1. This is an application for revision of a decree passed by the learned Judge of the Small Cause Court at Cawnpore. The appellant in this Court was the defendant in the lower Court. The suit which has given rise to this revision was brought by the plaintiff opposite party for recovery of Rs. 896 and interest on foot of an agreement admittedly executed by the defendant. The agreement recites that the plaintiff had agreed to give credit to Ganga Sahai Sat Narain for the sum of Rs. 800 which represented the price of cloth bought by the aforesaid persons and that he had stood surety for the payment of that sum but that as they had failed to make the payment the executant (the defendant) was made liable and agreed to pay it without interest by instalments of Rs. 150 a year.

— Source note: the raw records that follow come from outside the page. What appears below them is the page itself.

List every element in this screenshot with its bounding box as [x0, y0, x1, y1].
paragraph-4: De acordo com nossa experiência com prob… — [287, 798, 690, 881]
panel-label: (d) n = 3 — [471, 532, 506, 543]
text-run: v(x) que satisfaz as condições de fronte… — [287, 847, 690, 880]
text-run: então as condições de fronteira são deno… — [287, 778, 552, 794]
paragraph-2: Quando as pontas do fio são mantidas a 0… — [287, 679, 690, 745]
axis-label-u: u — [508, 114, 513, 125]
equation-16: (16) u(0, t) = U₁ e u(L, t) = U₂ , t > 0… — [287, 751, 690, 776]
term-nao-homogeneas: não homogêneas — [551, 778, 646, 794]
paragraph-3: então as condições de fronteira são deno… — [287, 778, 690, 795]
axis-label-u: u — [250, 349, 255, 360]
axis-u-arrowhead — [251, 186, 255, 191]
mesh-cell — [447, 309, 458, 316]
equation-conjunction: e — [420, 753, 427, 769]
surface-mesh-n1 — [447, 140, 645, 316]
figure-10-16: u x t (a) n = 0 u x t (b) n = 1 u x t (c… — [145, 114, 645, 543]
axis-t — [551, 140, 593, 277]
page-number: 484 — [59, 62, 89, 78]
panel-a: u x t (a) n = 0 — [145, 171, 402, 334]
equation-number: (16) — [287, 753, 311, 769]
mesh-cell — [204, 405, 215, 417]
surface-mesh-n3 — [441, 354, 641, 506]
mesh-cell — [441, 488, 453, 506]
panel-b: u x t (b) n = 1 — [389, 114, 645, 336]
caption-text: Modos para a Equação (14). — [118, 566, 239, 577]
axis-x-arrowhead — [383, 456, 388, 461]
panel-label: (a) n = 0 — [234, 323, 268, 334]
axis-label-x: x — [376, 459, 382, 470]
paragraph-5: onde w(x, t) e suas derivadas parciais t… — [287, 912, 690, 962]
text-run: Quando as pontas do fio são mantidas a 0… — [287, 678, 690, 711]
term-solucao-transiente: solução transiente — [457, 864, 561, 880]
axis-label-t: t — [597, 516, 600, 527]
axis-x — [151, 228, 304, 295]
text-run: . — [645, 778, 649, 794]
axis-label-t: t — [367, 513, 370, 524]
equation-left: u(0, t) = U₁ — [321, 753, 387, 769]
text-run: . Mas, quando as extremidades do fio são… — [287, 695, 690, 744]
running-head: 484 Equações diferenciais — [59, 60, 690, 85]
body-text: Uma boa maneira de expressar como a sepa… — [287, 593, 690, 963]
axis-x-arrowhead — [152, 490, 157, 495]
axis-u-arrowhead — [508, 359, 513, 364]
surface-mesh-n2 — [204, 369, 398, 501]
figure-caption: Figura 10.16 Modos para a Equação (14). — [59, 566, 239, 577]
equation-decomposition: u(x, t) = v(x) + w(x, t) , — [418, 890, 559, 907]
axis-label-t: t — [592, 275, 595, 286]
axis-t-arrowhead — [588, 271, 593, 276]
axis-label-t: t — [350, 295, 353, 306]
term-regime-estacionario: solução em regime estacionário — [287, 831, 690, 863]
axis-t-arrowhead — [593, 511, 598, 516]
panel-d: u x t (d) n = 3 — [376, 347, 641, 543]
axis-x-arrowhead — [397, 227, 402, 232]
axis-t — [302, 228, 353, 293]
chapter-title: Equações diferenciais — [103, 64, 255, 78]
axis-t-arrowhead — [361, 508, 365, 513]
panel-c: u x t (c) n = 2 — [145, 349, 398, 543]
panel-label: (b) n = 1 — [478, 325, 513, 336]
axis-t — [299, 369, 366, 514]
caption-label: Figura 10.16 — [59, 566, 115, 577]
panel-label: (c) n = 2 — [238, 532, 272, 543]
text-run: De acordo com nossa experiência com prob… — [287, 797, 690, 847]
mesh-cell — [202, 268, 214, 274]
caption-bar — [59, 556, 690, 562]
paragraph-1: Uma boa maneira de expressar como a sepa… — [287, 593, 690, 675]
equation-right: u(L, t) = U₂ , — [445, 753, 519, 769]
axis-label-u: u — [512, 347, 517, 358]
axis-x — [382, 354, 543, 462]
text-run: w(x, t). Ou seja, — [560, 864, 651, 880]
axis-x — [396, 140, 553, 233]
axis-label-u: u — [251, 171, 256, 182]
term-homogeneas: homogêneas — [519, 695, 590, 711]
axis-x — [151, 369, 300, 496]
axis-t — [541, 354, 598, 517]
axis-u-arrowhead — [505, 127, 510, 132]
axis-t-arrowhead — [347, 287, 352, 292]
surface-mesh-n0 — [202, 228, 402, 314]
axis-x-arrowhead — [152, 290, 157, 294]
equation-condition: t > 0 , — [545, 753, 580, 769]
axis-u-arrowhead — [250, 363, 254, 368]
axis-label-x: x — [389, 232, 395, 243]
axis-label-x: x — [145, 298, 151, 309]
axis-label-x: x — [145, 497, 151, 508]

2. One of the pleas taken in the lower Court and the sole ground of revison in this Court is that the suit is barred by limitation. The agreement is dated January 10, 1931, and the suit was brought on January 10, 1934, that is within three years. Learned Counsel for the applicant explained the significance of that plea which puts an entirely different complexion on it. The contention is that the plaintiff allowed his remedy against Ganga Sahai Sat Narain to become barred by limitation which operates as a discharge of those debtors and consequently under Section 134 the surety's liability is at an end. If this is the defendant's plea in substance it cannot take the form of a plea of limitation as between the plaintiff and the appellant and it should have been based on the terms of Section 134, Indian Contract Act which is relied on. As a matter of fact a separate plea based on that section was taken in the lower Court but was over-ruled. If I were to take a strict view of this question, I could dismiss the revision on the ground that the plea of limitation being the only plea in the memorandum of revision it can have no force the suit having been brought within three years from the date of the agreement. I do not, however, consider it desirable to base my decision on a purely technical point of this kind, I have heard Counsel for the parties on the merits and am of the opinion that the decree of the lower Court must stand.

3. It is true that originally the relationship between the plaintiff and the defendant was that of a creditor and surety. That relationship was superseded by the agreement of January 10, 1931, by which the defendant unconditionally undertook to pay the sum of Rs, 800, by instalments. It may be that the reason for this unconditional undertaking was the failure on the part of Ganga Sahai Sat Narain to pay. According to the terms of the agreement the defendant became the debtor and it is in that capacity that he was sued in this case. For this reason I think the decree of the lower Court is correct. The application for revision is dismissed with costs.